Department of Pathology, Brigham & Women's Hospital, Boston, Massachusetts 02115-6110, USA.
J Thorac Oncol. 2013 Jul;8(7):823-59. doi: 10.1097/JTO.0b013e318290868f.
To establish evidence-based recommendations for the molecular analysis of lung cancers that are that are required to guide EGFR- and ALK-directed therapies, addressing which patients and samples should be tested, and when and how testing should be performed.
Three cochairs without conflicts of interest were selected, one from each of the 3 sponsoring professional societies: College of American Pathologists, International Association for the Study of Lung Cancer, and Association for Molecular Pathology. Writing and advisory panels were constituted from additional experts from these societies.
Three unbiased literature searches of electronic databases were performed to capture articles published published from January 2004 through February 2012, yielding 1533 articles whose abstracts were screened to identify 521 pertinent articles that were then reviewed in detail for their relevance to the recommendations. Evidence was formally graded for each recommendation.
Initial recommendations were formulated by the cochairs and panel members at a public meeting. Each guideline section was assigned to at least 2 panelists. Drafts were circulated to the writing panel (version 1), advisory panel (version 2), and the public (version 3) before submission (version 4).

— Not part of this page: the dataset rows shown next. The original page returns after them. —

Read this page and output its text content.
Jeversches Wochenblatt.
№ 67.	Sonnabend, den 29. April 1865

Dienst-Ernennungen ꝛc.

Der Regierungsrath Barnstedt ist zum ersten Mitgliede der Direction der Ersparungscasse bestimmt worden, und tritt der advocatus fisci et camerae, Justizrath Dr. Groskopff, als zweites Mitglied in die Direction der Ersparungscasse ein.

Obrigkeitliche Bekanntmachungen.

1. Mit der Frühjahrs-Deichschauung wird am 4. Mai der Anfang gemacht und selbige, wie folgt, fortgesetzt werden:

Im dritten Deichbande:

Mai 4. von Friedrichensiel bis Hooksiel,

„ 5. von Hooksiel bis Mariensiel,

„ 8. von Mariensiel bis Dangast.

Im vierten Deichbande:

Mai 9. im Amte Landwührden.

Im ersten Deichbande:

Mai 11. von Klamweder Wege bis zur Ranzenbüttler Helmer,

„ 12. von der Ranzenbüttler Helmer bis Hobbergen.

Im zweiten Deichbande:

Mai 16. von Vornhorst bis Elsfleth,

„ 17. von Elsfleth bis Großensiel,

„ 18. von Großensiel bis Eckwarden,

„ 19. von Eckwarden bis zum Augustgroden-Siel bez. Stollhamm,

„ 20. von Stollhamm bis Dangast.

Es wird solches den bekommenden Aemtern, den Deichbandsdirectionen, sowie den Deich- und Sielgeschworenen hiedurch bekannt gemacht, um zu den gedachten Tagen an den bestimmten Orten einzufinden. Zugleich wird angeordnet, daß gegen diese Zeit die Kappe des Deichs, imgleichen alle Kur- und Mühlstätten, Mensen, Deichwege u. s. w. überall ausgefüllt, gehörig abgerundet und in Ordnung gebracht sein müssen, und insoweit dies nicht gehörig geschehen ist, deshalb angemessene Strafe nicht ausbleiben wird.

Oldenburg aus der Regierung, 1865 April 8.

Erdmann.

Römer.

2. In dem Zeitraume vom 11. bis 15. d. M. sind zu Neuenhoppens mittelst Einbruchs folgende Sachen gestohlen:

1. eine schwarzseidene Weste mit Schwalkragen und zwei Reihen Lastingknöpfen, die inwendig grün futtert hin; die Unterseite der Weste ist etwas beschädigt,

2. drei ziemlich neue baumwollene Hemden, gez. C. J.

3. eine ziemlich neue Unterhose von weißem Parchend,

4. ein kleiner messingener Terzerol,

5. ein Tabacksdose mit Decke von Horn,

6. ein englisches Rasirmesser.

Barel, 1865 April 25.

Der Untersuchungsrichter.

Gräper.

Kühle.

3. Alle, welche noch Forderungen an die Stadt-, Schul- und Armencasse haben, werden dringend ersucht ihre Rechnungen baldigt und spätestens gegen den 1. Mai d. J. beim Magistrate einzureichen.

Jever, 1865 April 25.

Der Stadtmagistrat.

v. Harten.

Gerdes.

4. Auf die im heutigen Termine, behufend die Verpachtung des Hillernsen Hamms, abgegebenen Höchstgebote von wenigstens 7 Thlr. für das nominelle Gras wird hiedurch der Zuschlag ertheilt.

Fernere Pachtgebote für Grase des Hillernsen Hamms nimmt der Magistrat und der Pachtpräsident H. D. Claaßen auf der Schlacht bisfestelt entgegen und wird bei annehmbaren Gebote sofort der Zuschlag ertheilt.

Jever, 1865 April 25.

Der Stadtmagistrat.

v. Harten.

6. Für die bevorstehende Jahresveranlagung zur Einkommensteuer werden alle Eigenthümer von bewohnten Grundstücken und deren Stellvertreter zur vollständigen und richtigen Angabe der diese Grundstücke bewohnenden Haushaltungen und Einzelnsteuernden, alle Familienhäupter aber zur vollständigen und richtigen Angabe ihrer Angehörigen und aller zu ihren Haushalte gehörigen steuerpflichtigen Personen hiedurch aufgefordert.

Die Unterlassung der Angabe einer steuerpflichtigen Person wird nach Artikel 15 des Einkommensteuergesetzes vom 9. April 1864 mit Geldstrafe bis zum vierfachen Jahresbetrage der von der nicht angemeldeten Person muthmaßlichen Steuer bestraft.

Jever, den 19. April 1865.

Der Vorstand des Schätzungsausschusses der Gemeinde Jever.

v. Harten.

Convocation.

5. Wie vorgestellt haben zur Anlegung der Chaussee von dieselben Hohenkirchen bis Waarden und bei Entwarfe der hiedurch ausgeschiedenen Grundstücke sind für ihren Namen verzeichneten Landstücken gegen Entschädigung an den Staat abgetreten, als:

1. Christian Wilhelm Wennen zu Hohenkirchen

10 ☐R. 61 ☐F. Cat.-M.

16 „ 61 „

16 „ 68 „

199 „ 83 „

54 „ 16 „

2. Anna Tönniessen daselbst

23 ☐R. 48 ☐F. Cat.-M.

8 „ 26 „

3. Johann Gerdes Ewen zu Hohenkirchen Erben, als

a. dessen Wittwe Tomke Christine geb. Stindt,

The 37 guideline items address 14 subjects, including 15 recommendations (evidence grade A/B). The major recommendations are to use testing for EGFR mutations and ALK fusions to guide patient selection for therapy with an epidermal growth factor receptor (EGFR) or anaplastic lymphoma kinase (ALK) inhibitor, respectively, in all patients with advanced-stage adenocarcinoma, regardless of sex, race, smoking history, or other clinical risk factors, and to prioritize EGFR and ALK testing over other molecular predictive tests. As scientific discoveries and clinical practice outpace the completion of randomized clinical trials, evidence-based guidelines developed by expert practitioners are vital for communicating emerging clinical standards. Already, new treatments targeting genetic alterations in other, less common driver oncogenes are being evaluated in lung cancer, and testing for these may be addressed in future versions of these guidelines.
制定针对需要指导 EGFR 和 ALK 靶向治疗的肺癌的分子分析的循证建议,解决应测试哪些患者和样本,以及何时以及如何进行测试。

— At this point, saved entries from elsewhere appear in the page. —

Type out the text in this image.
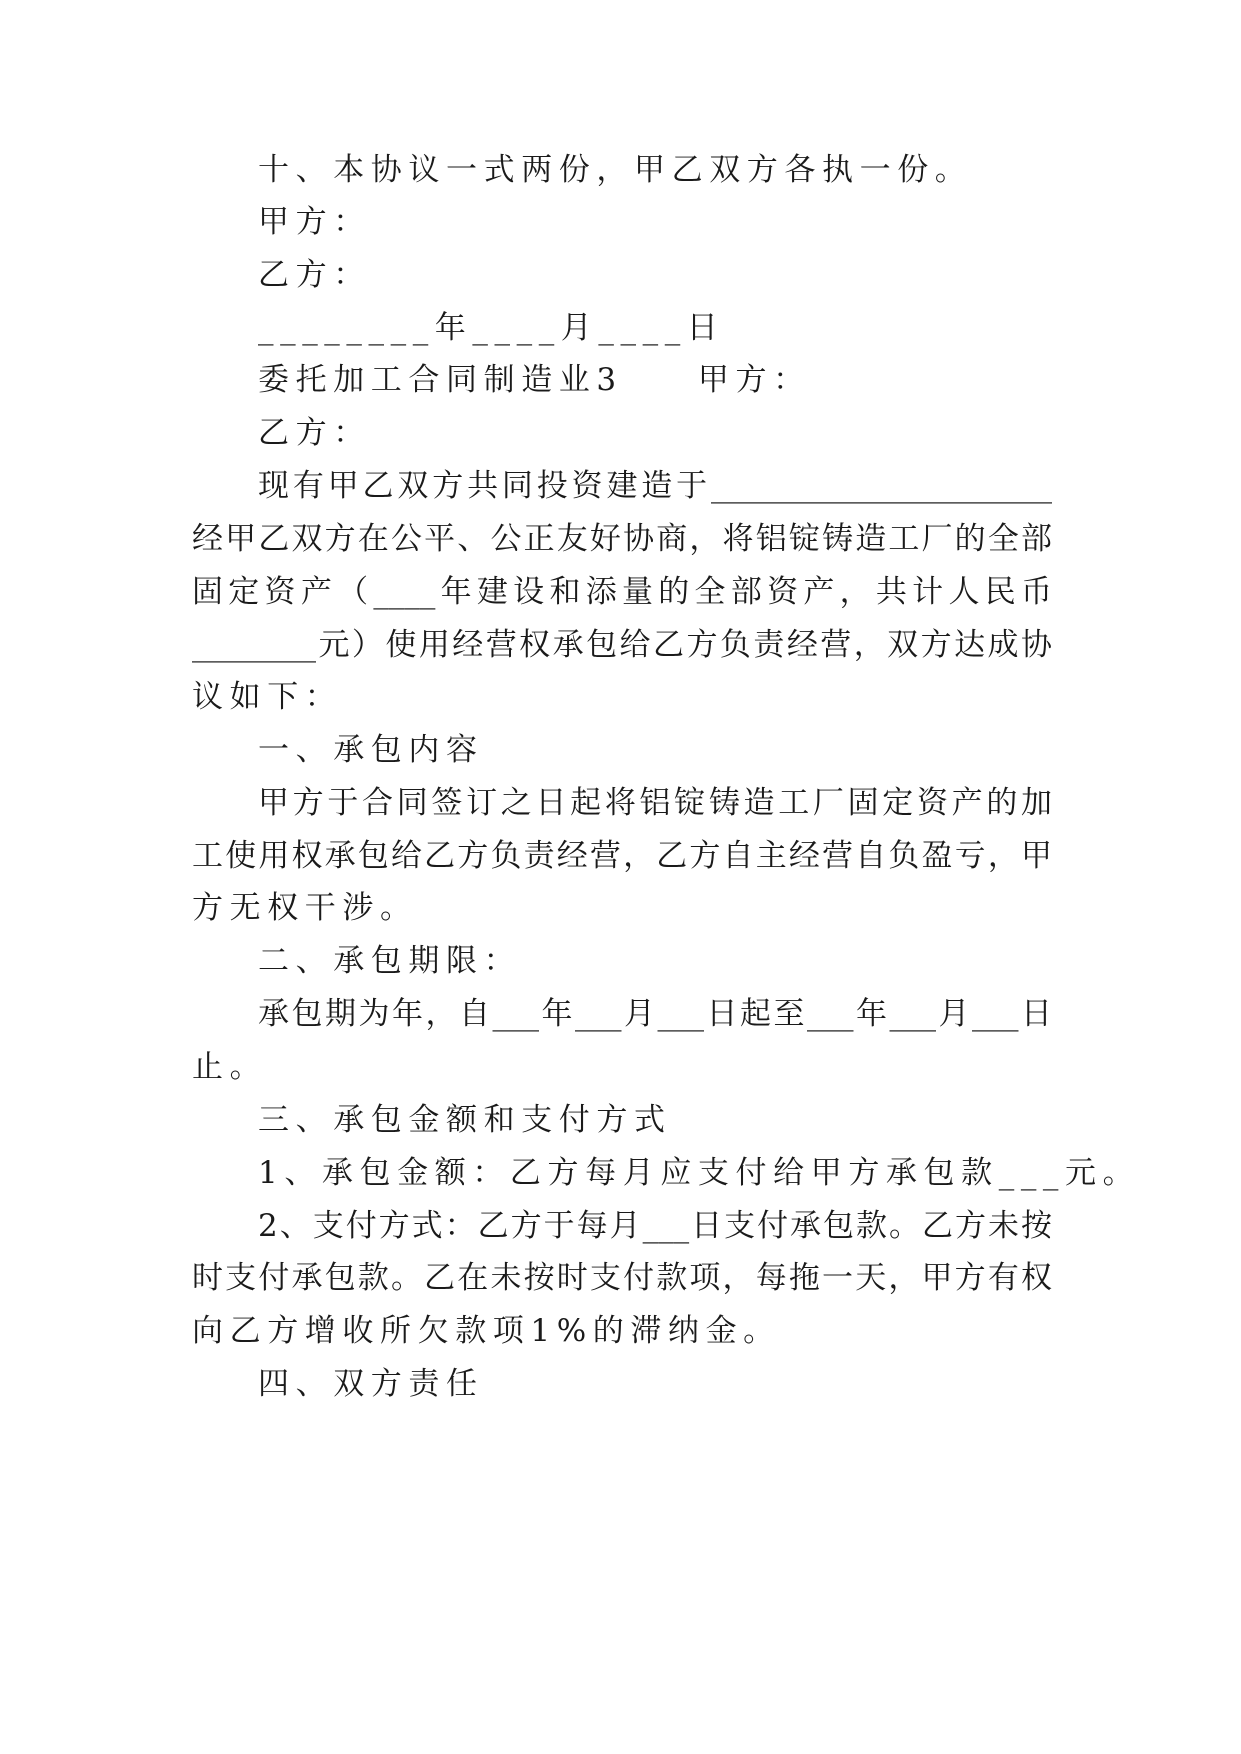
十、本协议一式两份，甲乙双方各执一份。
甲方：
乙方：
________年____月____日
委托加工合同制造业3　　甲方：
乙方：
现有甲乙双方共同投资建造于______________________
经甲乙双方在公平、公正友好协商，将铝锭铸造工厂的全部
固定资产（____年建设和添量的全部资产，共计人民币
________元）使用经营权承包给乙方负责经营，双方达成协
议如下：
一、承包内容
甲方于合同签订之日起将铝锭铸造工厂固定资产的加
工使用权承包给乙方负责经营，乙方自主经营自负盈亏，甲
方无权干涉。
二、承包期限：
承包期为年，自___年___月___日起至___年___月___日
止。
三、承包金额和支付方式
1、承包金额：乙方每月应支付给甲方承包款___元。
2、支付方式：乙方于每月___日支付承包款。乙方未按
时支付承包款。乙在未按时支付款项，每拖一天，甲方有权
向乙方增收所欠款项1%的滞纳金。
四、双方责任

从三个赞助专业协会(美国病理学家学院、国际肺癌研究协会和分子病理学会)中各选出一位无利益冲突的三位联合主席。还从这些协会的其他专家中组成了写作和咨询小组。
进行了三次针对电子数据库的无偏见文献搜索,以捕获 2004 年 1 月至 2012 年 2 月期间发表的文章,共获得 1533 篇文章,对其摘要进行筛选以确定 521 篇相关文章,然后详细审查这些文章与建议的相关性。为每个建议正式分级证据。
联合主席和小组成员在公开会议上制定初步建议。每个指南部分至少分配给 2 名小组成员。草案在提交前分发给写作小组(第 1 版)、咨询小组(第 2 版)和公众(第 3 版)(第 4 版)。

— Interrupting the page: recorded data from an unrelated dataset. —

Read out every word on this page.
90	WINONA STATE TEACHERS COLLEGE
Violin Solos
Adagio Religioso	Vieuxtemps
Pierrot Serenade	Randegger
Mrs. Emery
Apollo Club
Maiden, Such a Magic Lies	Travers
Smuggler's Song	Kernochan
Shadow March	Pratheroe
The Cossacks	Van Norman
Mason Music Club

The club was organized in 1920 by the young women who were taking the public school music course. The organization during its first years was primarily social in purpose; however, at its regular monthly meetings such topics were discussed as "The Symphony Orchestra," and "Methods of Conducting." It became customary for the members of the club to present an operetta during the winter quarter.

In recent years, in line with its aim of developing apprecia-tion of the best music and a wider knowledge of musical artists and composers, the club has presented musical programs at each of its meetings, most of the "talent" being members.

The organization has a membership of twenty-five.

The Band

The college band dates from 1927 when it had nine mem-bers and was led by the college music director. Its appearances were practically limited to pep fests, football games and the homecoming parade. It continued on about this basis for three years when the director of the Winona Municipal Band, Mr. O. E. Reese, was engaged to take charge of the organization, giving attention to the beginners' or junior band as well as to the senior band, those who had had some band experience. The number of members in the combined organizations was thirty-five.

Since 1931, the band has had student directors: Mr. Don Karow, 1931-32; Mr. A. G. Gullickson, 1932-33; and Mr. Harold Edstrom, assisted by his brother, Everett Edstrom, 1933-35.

这 37 条指南项目涉及 14 个主题,包括 15 条建议(证据等级 A/B)。主要建议是在所有晚期腺癌患者中,无论性别、种族、吸烟史或其他临床危险因素如何,分别使用 EGFR 突变和 ALK 融合测试来指导表皮生长因子受体(EGFR)或间变性淋巴瘤激酶(ALK)抑制剂的治疗选择,并将 EGFR 和 ALK 测试优先于其他分子预测测试。随着科学发现和临床实践的发展超过随机临床试验的完成,由专家从业者制定的循证指南对于传达新兴的临床标准至关重要。针对其他较少见驱动致癌基因的遗传改变的新治疗方法正在肺癌中进行评估,这些测试可能会在这些指南的未来版本中得到解决。